I mean...every setting has rules. In a hard magic fantasy setting the rules of magic are the laws of physics. In the real world, the rules of nature are the laws of physics. Taking advantage of those laws is what technology is.
This is (probably unintentionally) a strawman of the rational fiction position. [Sidebar: 'Rationalist' was a horrifically bad choice of branding and 'rational fiction' wasn't a great choice either.] Nikola Tesla didn't need to know every detail of real-world physics in order to create the induction motor, and Tavi didn't need to know every detail of the Codex Alera magic system in order to scale up a telescope spell into a light-gathering-death-ray spell.

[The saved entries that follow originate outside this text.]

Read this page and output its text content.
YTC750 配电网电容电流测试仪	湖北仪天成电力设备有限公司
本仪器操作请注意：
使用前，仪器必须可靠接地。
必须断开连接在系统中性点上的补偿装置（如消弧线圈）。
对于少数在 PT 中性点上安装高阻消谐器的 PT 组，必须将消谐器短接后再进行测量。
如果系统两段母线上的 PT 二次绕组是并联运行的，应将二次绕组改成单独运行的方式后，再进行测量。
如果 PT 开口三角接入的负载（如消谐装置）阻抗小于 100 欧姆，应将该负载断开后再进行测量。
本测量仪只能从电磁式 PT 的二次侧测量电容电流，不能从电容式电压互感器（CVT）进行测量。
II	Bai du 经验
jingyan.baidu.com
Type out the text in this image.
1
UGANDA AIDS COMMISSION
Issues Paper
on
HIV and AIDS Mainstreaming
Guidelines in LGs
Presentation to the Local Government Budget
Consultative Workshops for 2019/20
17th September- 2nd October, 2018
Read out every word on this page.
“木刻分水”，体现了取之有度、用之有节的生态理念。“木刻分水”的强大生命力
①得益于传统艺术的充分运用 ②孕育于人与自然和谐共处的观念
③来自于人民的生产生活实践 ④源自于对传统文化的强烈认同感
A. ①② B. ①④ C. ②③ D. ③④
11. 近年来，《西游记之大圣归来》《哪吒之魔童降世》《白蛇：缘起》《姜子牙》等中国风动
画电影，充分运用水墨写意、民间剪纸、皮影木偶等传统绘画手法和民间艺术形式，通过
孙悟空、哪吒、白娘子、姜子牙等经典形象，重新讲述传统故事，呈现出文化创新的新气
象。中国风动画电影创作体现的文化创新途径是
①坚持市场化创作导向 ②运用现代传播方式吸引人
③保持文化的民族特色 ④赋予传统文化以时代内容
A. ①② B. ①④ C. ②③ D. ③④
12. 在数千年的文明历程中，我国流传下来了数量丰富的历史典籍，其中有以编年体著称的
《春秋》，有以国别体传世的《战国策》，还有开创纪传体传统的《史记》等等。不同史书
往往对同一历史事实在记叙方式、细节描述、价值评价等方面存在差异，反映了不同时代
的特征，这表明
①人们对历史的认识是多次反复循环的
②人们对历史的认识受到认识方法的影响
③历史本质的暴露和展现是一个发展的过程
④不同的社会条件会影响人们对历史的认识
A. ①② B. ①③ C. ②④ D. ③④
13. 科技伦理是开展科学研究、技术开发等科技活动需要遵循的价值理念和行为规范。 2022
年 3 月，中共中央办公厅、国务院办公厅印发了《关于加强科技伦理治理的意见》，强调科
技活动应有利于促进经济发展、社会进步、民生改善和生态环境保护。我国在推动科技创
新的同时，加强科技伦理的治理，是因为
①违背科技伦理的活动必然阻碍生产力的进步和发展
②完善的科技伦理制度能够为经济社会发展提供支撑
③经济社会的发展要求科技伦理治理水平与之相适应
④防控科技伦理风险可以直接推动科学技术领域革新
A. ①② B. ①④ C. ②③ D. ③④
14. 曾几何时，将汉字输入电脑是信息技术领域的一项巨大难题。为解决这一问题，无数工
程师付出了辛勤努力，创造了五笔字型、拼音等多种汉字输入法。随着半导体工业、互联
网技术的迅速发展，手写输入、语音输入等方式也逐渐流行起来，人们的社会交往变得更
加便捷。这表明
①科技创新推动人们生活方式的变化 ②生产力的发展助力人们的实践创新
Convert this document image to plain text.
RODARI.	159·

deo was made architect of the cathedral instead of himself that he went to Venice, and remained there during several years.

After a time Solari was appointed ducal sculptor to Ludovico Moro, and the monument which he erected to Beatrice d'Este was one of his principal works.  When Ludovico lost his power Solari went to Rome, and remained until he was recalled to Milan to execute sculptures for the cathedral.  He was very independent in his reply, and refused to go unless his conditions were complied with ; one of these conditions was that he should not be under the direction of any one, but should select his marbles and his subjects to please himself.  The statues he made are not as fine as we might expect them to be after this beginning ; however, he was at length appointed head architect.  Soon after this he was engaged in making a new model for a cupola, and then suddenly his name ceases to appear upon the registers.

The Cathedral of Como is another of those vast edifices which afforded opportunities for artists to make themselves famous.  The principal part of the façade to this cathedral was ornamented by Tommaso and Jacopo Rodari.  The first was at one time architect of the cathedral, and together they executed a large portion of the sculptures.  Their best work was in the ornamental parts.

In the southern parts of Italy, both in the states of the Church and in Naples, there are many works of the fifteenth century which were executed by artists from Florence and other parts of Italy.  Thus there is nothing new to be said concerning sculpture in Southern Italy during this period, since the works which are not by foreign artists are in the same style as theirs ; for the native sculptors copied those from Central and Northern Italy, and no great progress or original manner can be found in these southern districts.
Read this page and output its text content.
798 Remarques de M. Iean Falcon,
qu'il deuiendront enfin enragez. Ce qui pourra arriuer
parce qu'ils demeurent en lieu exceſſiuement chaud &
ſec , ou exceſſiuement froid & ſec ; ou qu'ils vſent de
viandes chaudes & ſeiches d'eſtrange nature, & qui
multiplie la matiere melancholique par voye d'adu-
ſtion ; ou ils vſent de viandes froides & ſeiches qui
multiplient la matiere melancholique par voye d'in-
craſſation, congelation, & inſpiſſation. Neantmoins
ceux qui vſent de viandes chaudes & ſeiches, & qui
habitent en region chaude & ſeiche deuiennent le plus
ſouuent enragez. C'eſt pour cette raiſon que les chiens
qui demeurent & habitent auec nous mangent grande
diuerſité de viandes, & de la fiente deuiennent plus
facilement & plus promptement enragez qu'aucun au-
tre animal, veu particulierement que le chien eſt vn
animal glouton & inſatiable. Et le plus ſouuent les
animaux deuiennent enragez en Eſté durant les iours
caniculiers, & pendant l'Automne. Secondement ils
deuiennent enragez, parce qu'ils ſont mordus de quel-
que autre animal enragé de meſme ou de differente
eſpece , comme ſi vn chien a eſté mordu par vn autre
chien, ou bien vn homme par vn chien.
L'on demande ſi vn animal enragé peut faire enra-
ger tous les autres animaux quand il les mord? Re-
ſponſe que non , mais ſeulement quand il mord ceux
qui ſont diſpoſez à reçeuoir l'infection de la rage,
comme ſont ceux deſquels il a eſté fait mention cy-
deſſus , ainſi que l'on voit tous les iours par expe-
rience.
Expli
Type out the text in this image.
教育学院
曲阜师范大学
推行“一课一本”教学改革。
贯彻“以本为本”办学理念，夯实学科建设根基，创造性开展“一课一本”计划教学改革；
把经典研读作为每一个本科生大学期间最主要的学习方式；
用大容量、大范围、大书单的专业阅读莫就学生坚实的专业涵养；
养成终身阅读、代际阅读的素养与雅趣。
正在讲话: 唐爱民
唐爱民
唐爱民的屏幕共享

I'm basing my definition of what "Rationalist Fiction" is from
this post, specifically the "winning entry". Hence why I use words like "munchkinry" and "exploit", since those are the actual words used.
As mentioned, I have no problems with the author knowing the rules of the setting, but in RL, we know the laws of physics
imperfectly, and there's plenty of fuzzy areas even in the bits we do know. So it strikes me as unrealistic that the characters can know and understand the rules of their own setting so well, which either means they are once-in-a-lifetime geniuses, or these rules are
so simplistic that
anyone could theoretically have come up with those creative ideas to exploit the rules, and the characters just happened to be the first to do so.
So when Tavi creates a light-gathering death ray spell (akin to Archimedes's apocryphal Mirror), it's not that he's managed to figure out how to do it. It's that
everyone else reacts in surprise and astonishment, instead of immediately recognizing the principles of optics, and coming up with (or at least hypothetically thinking about) a counter. Tavi didn't need to know everything about the Aleran magic system, but the non-Tavi characters seem curiously ignorant about it in comparison.
I'm slightly more lenient with regards to exploiting
social rules, since that's basically what charismatic people do in RL, but that's only because we also all understand that social rules don't actually have the force of natural laws behind them, and are enforced only as far as people can enforce them. (Compare to, say, the speed of light in a vacuum.)